At this point, I don’t know who my hero is, why we’re in China, what just happened to her maybe-husband, why she’s playing secret games with a Chinese cop, and what her job is. The next thing you know we’re meeting some random guy named Okafor who helps us escape on a train, then offers us a job to steal a diamond, then minutes later we go on a 4 continent montage to collect a mission impossible team, meeting four team-members who are going to help Viola do the heist.

It’s only after all this is over that we learn her and her husband were a thief-team and they’d been caught, which is why he was killed. In other words, I’m only learning what happened on page 1, on page 40. That’s not acceptable. I know, as writers, we think we’re cleverly withholding information and creating suspense by drip-feeding relevant backstory twenty pages at a time, but you have to be realistic. I’m supposed to keep track of those details while memorizing 4 different people on 4 different continents. That’s unrealistic.

This particular mistake is almost always a beginner one as it takes a while, as a screenwriter, to understand what a reader can and can’t keep up with. That comes through feedback from dozens of people reading your scripts. Which is one of the reasons I encourage new writers to first master simple one-character stories before moving on to Marvel-level 22-parallel storyline screenplays.

This issue continues throughout the script, making relatively straightforward plot points difficult to keep up with. For example, Viola gives up her 10 million dollar share to Jackie. Jackie says why would you do that. Viola says why does it matter? Then, 30 pages later, Viola reveals that Okafor promised her that, if she could steal this diamond for him, he’d use his time loop machine to send her back to save her husband.

Why all the cloak and dagger? Why not just tell us FROM THE BEGINNING that Okafor offers Viola this? I would’ve been way more invested in Viola’s pursuit since I’d know that the stakes were much higher. I just didn’t understand why everything needed to be a secret from the reader. Sure, sometimes you want secrets but not with basic important story elements, like motivation.

I’m not going to knock everything about the script. The loop heist idea is cool. And, strategically speaking, this is the kind of script you want to write if you’re trying to get those Mission Impossible studio jobs. You write in a “big action script” adjacent genre, like sci-fi action. But the hard stuff should be the characters and plotting in a screenplay, not conveying basic stuff like GSU. It just killed any potential enjoyment of the script.

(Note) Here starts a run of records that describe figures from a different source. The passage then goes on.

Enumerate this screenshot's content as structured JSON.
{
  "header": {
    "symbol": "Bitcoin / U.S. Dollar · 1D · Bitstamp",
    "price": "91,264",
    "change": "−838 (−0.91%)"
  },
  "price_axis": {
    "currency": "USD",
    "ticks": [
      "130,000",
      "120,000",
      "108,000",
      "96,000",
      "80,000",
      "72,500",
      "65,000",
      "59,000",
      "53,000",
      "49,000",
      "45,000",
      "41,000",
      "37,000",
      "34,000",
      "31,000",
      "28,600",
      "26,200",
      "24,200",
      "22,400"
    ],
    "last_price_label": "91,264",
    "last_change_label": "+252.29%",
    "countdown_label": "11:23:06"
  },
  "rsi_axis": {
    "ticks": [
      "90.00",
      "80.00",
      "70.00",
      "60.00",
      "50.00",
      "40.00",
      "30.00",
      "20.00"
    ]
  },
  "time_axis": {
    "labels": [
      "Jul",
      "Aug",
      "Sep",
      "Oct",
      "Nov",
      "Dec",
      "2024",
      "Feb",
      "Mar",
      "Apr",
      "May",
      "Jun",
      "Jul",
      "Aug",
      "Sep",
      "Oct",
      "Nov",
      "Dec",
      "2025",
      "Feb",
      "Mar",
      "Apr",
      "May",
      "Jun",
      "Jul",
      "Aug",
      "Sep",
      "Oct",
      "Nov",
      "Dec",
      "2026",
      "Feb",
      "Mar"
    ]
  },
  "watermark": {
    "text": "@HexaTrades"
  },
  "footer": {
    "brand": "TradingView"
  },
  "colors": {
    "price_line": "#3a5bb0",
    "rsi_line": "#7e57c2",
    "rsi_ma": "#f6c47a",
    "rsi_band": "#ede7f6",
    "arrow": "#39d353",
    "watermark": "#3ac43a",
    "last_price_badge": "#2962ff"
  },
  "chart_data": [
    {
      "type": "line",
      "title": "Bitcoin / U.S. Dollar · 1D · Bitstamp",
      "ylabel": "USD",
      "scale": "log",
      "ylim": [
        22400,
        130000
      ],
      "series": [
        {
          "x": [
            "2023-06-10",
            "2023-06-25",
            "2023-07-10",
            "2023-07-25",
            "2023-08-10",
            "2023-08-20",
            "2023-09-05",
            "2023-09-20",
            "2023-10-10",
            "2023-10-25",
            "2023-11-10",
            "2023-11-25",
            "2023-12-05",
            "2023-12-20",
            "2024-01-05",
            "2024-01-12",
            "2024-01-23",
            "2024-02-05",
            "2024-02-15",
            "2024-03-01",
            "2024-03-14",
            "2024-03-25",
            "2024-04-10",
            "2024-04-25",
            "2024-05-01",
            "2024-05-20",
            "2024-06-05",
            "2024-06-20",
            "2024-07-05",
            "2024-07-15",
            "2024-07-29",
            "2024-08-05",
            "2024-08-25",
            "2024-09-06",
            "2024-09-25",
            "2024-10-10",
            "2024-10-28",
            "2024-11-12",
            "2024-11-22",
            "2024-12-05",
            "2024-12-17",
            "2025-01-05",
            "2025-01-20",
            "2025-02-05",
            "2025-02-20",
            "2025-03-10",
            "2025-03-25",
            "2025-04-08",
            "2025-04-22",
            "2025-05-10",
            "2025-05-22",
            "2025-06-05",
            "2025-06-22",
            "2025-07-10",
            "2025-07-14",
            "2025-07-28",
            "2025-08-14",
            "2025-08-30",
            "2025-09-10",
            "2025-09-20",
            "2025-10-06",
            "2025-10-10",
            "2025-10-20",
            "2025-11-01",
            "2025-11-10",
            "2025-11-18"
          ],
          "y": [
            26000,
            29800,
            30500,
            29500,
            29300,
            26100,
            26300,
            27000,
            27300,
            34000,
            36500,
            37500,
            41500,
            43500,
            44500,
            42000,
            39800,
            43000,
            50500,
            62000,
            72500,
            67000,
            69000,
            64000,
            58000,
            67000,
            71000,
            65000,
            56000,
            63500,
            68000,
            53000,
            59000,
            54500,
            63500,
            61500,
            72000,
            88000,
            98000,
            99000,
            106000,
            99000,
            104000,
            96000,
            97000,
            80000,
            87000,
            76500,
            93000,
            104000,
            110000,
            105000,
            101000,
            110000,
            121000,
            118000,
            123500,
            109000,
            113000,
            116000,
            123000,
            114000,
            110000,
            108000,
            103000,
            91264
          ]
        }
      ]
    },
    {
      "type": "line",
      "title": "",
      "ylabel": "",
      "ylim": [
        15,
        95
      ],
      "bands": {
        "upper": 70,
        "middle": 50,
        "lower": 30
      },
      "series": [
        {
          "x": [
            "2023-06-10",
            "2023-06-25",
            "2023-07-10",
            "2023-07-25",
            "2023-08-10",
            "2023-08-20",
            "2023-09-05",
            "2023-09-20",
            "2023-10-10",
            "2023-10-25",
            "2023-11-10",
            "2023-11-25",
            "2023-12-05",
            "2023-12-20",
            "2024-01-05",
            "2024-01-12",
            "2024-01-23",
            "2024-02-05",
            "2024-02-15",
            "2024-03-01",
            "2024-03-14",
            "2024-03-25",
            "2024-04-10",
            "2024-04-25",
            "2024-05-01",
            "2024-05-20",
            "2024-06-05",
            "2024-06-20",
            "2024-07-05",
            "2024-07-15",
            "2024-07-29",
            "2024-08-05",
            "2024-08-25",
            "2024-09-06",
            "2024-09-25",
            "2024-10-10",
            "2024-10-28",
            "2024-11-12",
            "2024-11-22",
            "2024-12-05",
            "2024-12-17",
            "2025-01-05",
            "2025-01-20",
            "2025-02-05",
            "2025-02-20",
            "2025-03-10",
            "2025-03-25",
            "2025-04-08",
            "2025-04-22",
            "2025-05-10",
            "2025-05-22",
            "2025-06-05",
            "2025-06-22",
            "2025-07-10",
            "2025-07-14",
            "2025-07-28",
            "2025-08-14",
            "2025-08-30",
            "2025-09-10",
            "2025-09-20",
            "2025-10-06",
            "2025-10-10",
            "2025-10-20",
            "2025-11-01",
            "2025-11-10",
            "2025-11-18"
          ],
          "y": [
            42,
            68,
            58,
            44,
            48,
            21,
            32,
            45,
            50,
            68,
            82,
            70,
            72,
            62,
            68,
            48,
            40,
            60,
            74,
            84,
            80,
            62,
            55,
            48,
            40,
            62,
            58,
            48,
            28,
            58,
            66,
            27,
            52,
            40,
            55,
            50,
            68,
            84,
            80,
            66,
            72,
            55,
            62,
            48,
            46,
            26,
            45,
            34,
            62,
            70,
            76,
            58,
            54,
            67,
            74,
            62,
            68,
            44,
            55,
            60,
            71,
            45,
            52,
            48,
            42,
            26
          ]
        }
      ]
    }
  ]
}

[ ] What the hell did I just read?
[x] wasn’t for me
[ ] worth the read
[ ] impressive
[ ] genius

What I learned : Never make a script exactly 120 pages. It makes seasoned readers think that you read a screenwriting book that a script couldn’t be over 120 pages and so you nipped and tucked your script relentlessly until you finally got it down to exactly that number. There are definitely things in your script that are not precious enough for you to hold onto that number. If you’re at 120, try to get it down 115. Even 117 is better than 120. 120 has “newbie” written all over it as it reeks of OCD adherence to ancient screenwriting requirements.